Regardless of how and when the 19th dynasty mummy mask now in the St Louis Art Museum (SLAM) actually left Egypt, the fact is that it was discovered on a state-funded excavation in 1952 and is documented as having gone from there to the Sakkara storerooms. Mr Benjamin claims that the Egyptian Authorities can provide "no documentation" that "it is stolen" - but they can provide documentation precisely how it came to be where they say it should be. So if we are quibbling about quality of documentation, can the US museum provide documentation showing how precisely it left that excavation and arrived in their galleries? Well, no, in fact it cannot. All it can provide now is a little unverifiable hearsay obtained from the Aboutaam brothers from whom they bought it (at least some of which now turns out to have surfaced only after the purchase).

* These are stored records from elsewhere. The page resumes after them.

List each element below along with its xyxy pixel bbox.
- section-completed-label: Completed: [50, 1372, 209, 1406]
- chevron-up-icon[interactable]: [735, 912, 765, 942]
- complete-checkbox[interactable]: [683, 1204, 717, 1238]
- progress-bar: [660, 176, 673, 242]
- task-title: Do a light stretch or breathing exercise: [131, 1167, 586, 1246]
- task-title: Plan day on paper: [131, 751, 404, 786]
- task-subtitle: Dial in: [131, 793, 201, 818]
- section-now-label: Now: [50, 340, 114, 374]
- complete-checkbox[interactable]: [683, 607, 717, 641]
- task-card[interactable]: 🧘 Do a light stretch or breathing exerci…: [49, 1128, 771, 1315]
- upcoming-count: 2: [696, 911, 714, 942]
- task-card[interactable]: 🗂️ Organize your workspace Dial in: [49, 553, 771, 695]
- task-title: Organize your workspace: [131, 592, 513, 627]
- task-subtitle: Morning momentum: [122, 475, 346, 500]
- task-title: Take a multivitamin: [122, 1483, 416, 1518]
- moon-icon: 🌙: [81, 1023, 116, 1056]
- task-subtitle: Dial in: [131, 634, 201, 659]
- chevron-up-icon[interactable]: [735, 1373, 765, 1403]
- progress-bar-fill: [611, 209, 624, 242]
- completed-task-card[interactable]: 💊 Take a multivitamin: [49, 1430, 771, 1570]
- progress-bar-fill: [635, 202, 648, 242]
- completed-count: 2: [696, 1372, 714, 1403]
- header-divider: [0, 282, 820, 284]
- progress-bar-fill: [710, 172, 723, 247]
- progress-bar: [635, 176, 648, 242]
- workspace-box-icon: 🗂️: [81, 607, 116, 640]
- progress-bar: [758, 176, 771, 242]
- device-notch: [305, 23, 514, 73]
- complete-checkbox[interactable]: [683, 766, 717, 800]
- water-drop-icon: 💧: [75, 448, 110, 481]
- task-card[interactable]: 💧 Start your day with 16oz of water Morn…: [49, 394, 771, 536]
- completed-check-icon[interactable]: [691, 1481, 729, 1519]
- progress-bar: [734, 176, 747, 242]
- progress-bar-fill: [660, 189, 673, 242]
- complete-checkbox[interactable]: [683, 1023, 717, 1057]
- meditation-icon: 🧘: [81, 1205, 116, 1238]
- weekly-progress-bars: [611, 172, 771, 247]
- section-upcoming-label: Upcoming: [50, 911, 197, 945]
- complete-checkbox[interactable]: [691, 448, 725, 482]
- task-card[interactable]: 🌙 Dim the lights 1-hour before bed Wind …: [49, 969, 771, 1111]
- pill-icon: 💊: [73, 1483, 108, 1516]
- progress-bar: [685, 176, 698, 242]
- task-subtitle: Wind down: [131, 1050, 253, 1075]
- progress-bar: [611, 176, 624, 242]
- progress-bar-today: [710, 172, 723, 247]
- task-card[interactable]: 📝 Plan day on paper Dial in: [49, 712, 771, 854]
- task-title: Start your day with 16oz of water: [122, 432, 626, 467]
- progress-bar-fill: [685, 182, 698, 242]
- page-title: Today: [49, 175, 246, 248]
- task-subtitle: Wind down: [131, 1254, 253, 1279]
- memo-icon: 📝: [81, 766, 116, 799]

We are not talking here about something from some unknown farmers' clandestine grave robbing brought back from a rich banker's Nile cruise in the 1880s, but an artefact documented (as even SLAM admits) as having come from a state-funded excavation a few decades ago. It was recovered not by some foreign expedition working in Egypt, but an Egyptian one. This artefact incontrovertably belongs to the Egyptian people, who of course saw none of the cool half a million that this object is reputed to have cost St Louis.
Once these facts became clear in 2006 (when Mr Benjamin was already in the post), the question should not have been "whether" SLAM should return it, but how best to resolve this. SLAM's foot dragging really does the image of US museums (and thus the US itself) no favours.
From the comments I have seen in the web recently, I wonder how well public opinion in North America is informed about the background of this case. Some of the dealers and collectors on US-based discussion lists are coming out with some rather ignorant and misguided statements in response to Cremers well-founded anger. It was Cremers who first started the ball rolling back in 2006 and brought attention to this issue.